Saturday, June 13, 2020

PETER SARSTEDT - Where Do You Go To My Lovely 1971 (compilation)





How many songs do you know that are instantly recognisable by the opening guitar riff.
'Smoke on the Water', 'Sunshine of Your Love', 'Walk This Way', 'Whole Lotta Love, 'Layla' .. it goes on and on. Even the sax on 'Baker Street' puts the song straight into your head.

How about a laid-back French style accordion played in waltz time.
I bet you can only come up with one, but it's one that everybody knows.

Peter Sarstedt is often dropped into the one-hit-wonder pile. To be fair, he had two. 'Where do you go to ... ' was followed by, IMHO, a better song, 'Frozen Orange Juice', but unfortunately nothing else ever seemed to click for him. There were good songs out there .. 'Without Darkness', 'Step Into the Candlelight' .. and the quirky tongue-in-cheek slightly risque for it's time 'Take Off Your Clothes'. 

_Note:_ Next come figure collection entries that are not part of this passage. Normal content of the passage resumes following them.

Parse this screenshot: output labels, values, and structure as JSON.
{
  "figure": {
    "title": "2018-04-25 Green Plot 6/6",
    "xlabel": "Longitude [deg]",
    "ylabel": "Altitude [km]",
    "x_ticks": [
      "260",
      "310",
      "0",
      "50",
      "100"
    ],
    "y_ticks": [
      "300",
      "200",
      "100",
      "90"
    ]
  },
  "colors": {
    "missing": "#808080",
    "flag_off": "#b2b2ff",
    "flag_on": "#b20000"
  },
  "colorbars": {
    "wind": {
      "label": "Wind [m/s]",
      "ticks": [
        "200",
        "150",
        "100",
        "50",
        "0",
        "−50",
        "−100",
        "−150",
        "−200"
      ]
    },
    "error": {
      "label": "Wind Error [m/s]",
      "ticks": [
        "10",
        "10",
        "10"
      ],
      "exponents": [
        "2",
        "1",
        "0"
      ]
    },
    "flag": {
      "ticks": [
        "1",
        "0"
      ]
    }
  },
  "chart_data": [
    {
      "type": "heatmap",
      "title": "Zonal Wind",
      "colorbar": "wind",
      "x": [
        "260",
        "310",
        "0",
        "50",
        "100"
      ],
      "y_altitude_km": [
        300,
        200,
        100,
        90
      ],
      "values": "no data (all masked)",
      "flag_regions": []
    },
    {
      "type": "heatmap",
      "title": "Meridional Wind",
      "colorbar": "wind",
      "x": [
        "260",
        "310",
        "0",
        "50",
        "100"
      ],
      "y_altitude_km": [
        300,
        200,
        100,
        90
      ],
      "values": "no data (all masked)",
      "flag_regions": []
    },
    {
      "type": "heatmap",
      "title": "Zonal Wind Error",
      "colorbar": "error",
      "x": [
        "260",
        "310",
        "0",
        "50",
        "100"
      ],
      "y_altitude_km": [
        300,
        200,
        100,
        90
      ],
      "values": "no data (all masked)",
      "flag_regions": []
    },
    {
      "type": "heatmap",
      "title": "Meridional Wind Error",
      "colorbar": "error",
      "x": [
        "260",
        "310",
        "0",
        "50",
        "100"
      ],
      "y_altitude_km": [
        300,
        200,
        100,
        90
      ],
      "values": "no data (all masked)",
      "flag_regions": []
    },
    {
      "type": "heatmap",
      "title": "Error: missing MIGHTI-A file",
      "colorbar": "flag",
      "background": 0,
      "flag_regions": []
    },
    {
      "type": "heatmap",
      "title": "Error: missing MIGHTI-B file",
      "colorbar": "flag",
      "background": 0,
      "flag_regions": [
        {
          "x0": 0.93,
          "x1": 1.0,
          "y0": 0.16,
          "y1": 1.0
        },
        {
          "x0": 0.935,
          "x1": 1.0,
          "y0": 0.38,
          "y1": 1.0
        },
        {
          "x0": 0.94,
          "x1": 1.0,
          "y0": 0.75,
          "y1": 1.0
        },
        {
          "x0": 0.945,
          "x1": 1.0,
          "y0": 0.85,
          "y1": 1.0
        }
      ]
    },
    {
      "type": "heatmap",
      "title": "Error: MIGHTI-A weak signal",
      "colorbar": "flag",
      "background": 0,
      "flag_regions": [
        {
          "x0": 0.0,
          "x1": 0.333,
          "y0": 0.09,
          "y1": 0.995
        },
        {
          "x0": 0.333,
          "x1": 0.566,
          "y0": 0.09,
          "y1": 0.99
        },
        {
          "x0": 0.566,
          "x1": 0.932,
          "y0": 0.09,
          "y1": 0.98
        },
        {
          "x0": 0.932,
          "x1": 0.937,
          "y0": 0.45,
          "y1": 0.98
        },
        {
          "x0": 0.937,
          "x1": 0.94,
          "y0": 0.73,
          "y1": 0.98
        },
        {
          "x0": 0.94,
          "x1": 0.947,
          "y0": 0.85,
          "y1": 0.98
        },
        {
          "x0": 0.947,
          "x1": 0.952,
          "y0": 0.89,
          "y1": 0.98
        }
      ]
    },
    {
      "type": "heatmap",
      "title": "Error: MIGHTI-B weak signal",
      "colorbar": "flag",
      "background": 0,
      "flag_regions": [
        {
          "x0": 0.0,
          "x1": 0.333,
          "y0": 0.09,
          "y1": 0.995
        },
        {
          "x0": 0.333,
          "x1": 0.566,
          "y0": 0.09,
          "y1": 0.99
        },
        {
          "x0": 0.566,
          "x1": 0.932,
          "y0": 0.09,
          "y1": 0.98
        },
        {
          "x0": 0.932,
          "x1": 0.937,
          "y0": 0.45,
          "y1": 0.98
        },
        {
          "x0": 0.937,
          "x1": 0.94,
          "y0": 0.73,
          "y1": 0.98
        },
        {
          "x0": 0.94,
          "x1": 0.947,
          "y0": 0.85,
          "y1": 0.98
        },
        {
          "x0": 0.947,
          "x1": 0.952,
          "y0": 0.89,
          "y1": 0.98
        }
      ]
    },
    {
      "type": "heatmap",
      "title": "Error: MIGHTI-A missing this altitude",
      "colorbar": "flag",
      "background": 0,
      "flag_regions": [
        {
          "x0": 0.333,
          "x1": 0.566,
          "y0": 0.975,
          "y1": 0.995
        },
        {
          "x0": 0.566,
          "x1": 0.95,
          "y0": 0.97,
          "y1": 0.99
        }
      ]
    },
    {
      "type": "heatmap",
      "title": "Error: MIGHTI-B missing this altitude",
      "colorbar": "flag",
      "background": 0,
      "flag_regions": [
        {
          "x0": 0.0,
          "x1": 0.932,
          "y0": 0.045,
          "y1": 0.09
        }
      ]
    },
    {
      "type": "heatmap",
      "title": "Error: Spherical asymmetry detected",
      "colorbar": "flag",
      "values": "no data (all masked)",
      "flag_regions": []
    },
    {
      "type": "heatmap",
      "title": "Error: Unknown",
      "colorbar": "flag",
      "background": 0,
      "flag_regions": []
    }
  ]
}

Sometimes, you HAVE to get a 'Best of ..' or 'Greatest Hits ..' or '20 Golden Greats ..' or some form of compilation because other releases are unavailable or don't cover the good stuff. I do have his second album released in 1969, 'As Though It Were a Movie' but it really adds nothing to the compilation album I got later.

Like Cliff Richard and Englebert Humperdink, Peter was born in India and his ex-patriate family returned to Britain in 1954. Both his brothers also had recordings - younger brother Robin got to #3 with 'My Resistance is Low' in 1976 and older brother Richard had a number 1 hit in 1961 - 'Well I Ask You' - under his stage name, Eden Kane.

Peter Sarstedt never really 'made it' past those early years and basically spent his professional life on the nostalgia circuit. 

The amount of names, meanings and symbolism in 'Where Do You Go To My Lovely' has been talked about and analysed for over 50 years now. I'll leave you to check out the reams of stuff out there. In Peter's own words though his reason for writing it mentions one of his, and my, musical heroes ....
“I wanted to write a long, extended piece because I was working in folk clubs and universities, Al Stewart had something that was half an hour long and Bob Dylan’s 'Sad Eyed Lady of the Lowlands' took a whole side of an album." 

Peter left some pleasant if obscure album tracks, a couple of almost-known mainstream songs and a classic, love it or hate it hit that lives on and on and on.